1919: Congress officially authorizes U.S. veterans of the American Expeditionary Force (AEF), fresh from their victorious return from the Great War, to incorporate The American Legion as a veterans support group under Title 36 U.S.C.
1929: Birth of the great American golfer Arnold Palmer (d.2016).
1835: HMS Beagle arrives in the Galapagos Islands with naturalist Charles Darwin aboard.
1938: Six months after the Austrian anschluss, and after six months of nationalist agitation, German Chancellor Adolf Hitler uses the language of Versailles in an incendiary speech demanding “self-determination” and “autonomy” for the German speaking population of the Sudetenland, a narrow two-part enclave of ethnic Germans inside the borders of the new Republic of Czechoslovakia. The Czech government responds by reinforcing its Bohemian border with Germany & Austria, but it is clear that a crisis is afoot.
1940: The most active day of the Battle of Britain– the first day of Germany’s final “decisive” air assault on England.
1945: Opening assault in the brutal Battle of Pelileu in the South Pacific.
1948: Margaret Chase Smith is elected Senator from Maine, becoming the first woman to be both Representative and Senator.
1948: The North American Aviation F-86 Sabrejet sets a world speed record of 671 mph. The design, particularly the swept-back wings, was derived from captured German aerodynamic research dating from 1940.

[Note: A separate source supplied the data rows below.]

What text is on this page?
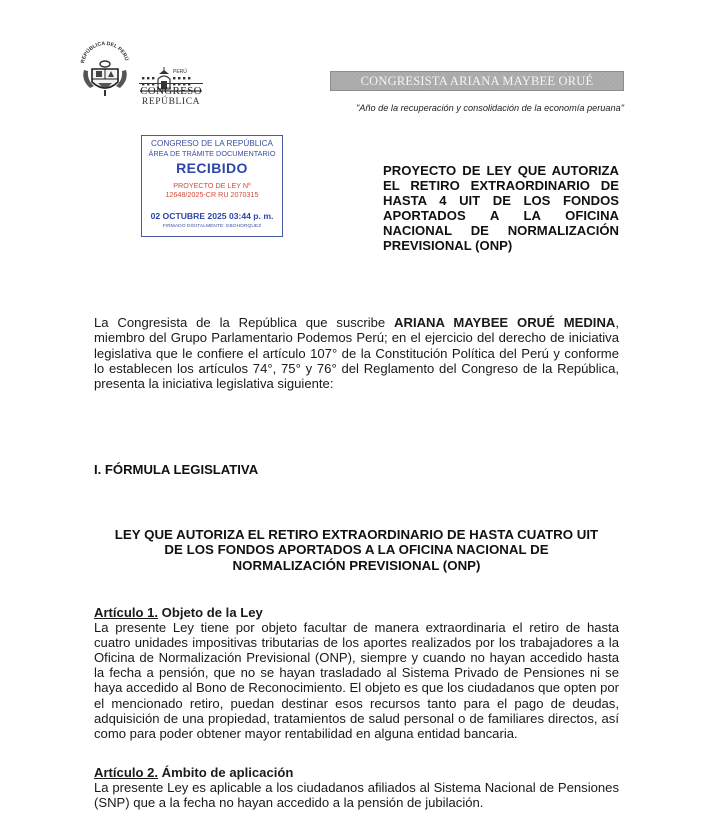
REPÚBLICA DEL PERÚ
PERÚ
CONGRESO
REPÚBLICA
CONGRESISTA ARIANA MAYBEE ORUÉ
"Año de la recuperación y consolidación de la economía peruana"
CONGRESO DE LA REPÚBLICA
ÁREA DE TRÁMITE DOCUMENTARIO
RECIBIDO
PROYECTO DE LEY Nº
12648/2025-CR RU 2070315
02 OCTUBRE 2025 03:44 p. m.
FIRMADO DIGITALMENTE: EBOHORQUEZ
PROYECTO DE LEY QUE AUTORIZA EL RETIRO EXTRAORDINARIO DE HASTA 4 UIT DE LOS FONDOS APORTADOS A LA OFICINA NACIONAL DE NORMALIZACIÓN PREVISIONAL (ONP)
La Congresista de la República que suscribe ARIANA MAYBEE ORUÉ MEDINA, miembro del Grupo Parlamentario Podemos Perú; en el ejercicio del derecho de iniciativa legislativa que le confiere el artículo 107° de la Constitución Política del Perú y conforme lo establecen los artículos 74°, 75° y 76° del Reglamento del Congreso de la República, presenta la iniciativa legislativa siguiente:
I. FÓRMULA LEGISLATIVA
LEY QUE AUTORIZA EL RETIRO EXTRAORDINARIO DE HASTA CUATRO UIT
DE LOS FONDOS APORTADOS A LA OFICINA NACIONAL DE
NORMALIZACIÓN PREVISIONAL (ONP)
Artículo 1. Objeto de la Ley
La presente Ley tiene por objeto facultar de manera extraordinaria el retiro de hasta cuatro unidades impositivas tributarias de los aportes realizados por los trabajadores a la Oficina de Normalización Previsional (ONP), siempre y cuando no hayan accedido hasta la fecha a pensión, que no se hayan trasladado al Sistema Privado de Pensiones ni se haya accedido al Bono de Reconocimiento. El objeto es que los ciudadanos que opten por el mencionado retiro, puedan destinar esos recursos tanto para el pago de deudas, adquisición de una propiedad, tratamientos de salud personal o de familiares directos, así como para poder obtener mayor rentabilidad en alguna entidad bancaria.
Artículo 2. Ámbito de aplicación
La presente Ley es aplicable a los ciudadanos afiliados al Sistema Nacional de Pensiones (SNP) que a la fecha no hayan accedido a la pensión de jubilación.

1950: After nearly four months of catastrophic defeats and retreats at the hands of communist North Korea’s juggernaut, and with the entirety of his active forces engaged holding onto the Pusan perimeter by their fingernails, General of the Army Douglas MacArthur orders up his final reserves (1st Marine Division and Army 7th Infantry Division) to make an amphibious landing at Inchon, Korea, the west coast port city just a few miles from the conquered capital city of Seoul, and hundreds of miles behind the North Korean front to the south. The invasion, timed to arrive between thirty foot (true) tide cycles and covering three separated landing areas, caught the NORKS completely unawares and overwhelmed by the naval and military power suddenly thrust into the strategic heart of the peninsula. The attack broke the back of North Korean logistics support to their overstretched and exhausted forces battling at Pusan, and within weeks the UN forces began rounding up over 135,000 NORK prisoners, followed by dramatically launching into a counter-attack that pushed the communist armies all the way back the border with China on the Yalu river.
MacArthur’s strategic sense and gambler’s timing overcame strong opposition from USN and Army leadership and gave the UN (make no mistake, it was overwhelmingly a US battle) forces a military and moral victory at the point when it appeared all was lost. After this day, it was not.

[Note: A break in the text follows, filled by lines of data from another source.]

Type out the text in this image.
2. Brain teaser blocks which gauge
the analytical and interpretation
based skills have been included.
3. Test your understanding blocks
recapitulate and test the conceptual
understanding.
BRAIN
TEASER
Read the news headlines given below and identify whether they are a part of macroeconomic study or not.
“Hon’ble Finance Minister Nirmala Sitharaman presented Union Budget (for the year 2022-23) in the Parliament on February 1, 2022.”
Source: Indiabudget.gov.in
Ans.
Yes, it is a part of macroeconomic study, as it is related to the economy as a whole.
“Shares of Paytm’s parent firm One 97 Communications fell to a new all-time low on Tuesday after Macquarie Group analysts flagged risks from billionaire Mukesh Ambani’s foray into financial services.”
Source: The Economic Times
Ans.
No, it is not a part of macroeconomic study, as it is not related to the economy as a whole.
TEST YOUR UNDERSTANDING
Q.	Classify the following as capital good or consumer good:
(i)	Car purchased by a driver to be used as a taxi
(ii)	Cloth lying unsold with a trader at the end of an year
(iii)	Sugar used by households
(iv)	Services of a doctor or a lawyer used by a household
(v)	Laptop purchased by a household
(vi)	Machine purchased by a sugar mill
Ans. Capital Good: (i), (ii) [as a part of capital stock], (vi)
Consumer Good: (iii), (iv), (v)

1956: Introduction of the first computer disc storage system, IBM’s RAMAC 305.
1967: Under the terms of UN General Assembly Resolution 2070, the residents of the Gibraltar Peninsula conduct a plebiscite on whether or not to abrogate the Treaty of Utrecht (1713) and return to Spanish sovereignty. I’m sure the genius politicians* in the UN and Spain were shocked at the outcome: on this day, the British subjects of the British colony of Gibraltar vote to remain British subjects. 44 souls of the electorate (0.36%) voted in favor of the return, while 12,138 (99.19%) voted against; (55 ballots (.45%) were spoiled and not counted).

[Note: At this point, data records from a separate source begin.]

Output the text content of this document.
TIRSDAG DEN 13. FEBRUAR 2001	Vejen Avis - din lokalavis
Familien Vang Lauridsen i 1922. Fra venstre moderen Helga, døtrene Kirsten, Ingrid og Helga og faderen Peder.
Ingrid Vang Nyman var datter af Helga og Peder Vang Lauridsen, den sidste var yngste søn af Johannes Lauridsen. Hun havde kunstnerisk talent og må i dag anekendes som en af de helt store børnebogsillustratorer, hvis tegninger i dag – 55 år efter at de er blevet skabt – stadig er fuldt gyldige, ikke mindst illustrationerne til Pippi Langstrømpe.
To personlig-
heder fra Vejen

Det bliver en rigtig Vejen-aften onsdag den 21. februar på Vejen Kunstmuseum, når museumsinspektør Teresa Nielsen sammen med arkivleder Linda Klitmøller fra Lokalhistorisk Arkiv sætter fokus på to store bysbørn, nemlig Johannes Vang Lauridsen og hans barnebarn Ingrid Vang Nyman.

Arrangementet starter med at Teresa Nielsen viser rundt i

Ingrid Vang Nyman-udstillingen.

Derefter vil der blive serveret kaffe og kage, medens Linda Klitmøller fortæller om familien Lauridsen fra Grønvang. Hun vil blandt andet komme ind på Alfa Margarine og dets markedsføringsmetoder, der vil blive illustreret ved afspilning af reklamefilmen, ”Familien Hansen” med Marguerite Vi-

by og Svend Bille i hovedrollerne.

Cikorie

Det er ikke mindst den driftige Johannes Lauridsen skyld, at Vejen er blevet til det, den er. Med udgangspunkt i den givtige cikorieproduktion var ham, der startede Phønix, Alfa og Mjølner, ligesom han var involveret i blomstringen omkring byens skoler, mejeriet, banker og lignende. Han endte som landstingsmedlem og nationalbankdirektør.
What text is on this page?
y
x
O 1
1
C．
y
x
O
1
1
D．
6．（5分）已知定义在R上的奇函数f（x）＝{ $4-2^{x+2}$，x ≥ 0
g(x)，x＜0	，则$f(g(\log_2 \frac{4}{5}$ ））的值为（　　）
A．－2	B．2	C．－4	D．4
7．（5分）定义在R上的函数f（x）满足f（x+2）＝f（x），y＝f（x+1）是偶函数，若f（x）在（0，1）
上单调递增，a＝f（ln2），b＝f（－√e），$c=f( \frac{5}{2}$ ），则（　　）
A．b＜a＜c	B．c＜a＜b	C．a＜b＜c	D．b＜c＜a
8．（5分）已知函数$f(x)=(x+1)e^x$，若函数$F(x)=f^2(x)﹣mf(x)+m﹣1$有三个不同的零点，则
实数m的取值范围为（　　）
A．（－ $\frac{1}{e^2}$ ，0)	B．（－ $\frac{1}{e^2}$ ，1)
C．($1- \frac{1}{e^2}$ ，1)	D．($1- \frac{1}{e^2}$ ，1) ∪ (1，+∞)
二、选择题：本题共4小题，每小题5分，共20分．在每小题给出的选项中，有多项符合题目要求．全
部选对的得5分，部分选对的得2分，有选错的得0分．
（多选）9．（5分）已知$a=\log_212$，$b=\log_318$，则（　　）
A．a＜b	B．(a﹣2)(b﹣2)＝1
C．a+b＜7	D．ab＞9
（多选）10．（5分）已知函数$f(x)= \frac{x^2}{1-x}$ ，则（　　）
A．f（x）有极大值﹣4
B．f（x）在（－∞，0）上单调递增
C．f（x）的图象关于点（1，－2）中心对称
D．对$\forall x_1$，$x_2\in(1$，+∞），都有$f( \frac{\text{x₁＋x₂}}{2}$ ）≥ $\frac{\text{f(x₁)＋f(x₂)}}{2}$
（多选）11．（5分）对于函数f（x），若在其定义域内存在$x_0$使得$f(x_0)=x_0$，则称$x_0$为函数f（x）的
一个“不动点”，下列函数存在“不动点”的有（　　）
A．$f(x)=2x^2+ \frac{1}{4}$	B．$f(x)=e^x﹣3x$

1970: Jordan’s King Hussein declares martial law in response to an attempted fedeyeen coup against his Hashemite throne. The conspirators, organized around Yassir Arafat’s Fatah movement, vow revenge over their failure and form a new militant group known as Black September Organization in memory of this day. Two years later, the Black September kidnapped and assassinated eleven members of the Israeli Olympic team in Munich, ensuring that the terms “Palestinian” and “terrorist” would be forever linked.